Longitudinal Data Analysis

Longitudinal data comprise a response that is measured repeatedly over time, for a number of individual units, in a study.  This might include measurement of serum proteins from nephrology patients over time, measurements of smoking behaviour over time in a smoking cessation trial or observational study, or measures of air particulates in geographical regions over time (e.g., Khan, Chiu, and Dubin, 2009; Khan et al., 2012). When there exist two or more distinct responses each measured over time (e.g., three serum proteins such as albumin, C-reactive protein, and ceruloplasmin, or two measures of smoking activity, such as self-report and exhaled carbon monoxide, Raffa and Dubin, 2015), these can be defined as multivariate longitudinal data.

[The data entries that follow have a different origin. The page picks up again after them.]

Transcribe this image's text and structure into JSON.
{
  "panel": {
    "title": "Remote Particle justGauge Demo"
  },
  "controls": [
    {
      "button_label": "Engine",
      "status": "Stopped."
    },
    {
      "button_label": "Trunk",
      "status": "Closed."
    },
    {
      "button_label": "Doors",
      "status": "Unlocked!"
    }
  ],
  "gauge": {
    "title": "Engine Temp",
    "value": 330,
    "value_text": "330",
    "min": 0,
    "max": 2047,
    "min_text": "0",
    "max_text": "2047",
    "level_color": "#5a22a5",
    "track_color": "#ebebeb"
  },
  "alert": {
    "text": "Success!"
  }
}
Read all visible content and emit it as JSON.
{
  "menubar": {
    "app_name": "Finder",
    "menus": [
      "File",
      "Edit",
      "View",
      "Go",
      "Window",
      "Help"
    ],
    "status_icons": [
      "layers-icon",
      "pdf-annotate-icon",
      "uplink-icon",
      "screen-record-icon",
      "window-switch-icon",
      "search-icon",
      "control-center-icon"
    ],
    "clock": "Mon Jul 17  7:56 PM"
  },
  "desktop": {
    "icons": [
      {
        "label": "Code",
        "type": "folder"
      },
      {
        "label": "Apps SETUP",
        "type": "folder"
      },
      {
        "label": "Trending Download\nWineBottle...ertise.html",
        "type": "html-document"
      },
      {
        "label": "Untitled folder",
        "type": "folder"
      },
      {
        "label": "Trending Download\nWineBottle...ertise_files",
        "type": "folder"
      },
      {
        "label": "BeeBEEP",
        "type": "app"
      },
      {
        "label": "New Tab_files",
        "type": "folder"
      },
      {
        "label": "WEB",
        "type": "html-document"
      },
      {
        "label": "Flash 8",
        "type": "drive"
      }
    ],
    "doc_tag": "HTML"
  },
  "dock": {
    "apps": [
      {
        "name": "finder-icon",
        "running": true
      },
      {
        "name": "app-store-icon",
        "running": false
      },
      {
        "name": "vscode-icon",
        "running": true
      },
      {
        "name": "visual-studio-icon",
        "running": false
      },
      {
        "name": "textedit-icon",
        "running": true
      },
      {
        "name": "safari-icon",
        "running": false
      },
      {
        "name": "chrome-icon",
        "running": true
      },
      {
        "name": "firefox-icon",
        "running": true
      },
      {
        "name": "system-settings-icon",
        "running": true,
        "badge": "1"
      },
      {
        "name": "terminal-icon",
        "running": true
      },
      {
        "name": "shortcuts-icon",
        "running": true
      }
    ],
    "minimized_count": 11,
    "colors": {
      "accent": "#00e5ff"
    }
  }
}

Such data may be a collection of responses recorded at each of the same discrete set of time points (e.g., Dubin and Müller, 2005), or, more generally, each response may be collected over time but at different time points from one another.  In this latter case, a smoothing step is typically required to “connect” the different responses prior to modeling (e.g., Xiong and Dubin, 2010).

We will be utilizing various longitudinal data analysis techniques for the MIMIC-II database, both for single longitudinal outcomes as well as for multivariate longitudinal outcomes.  We are also developing new methodology for such analysis as needed.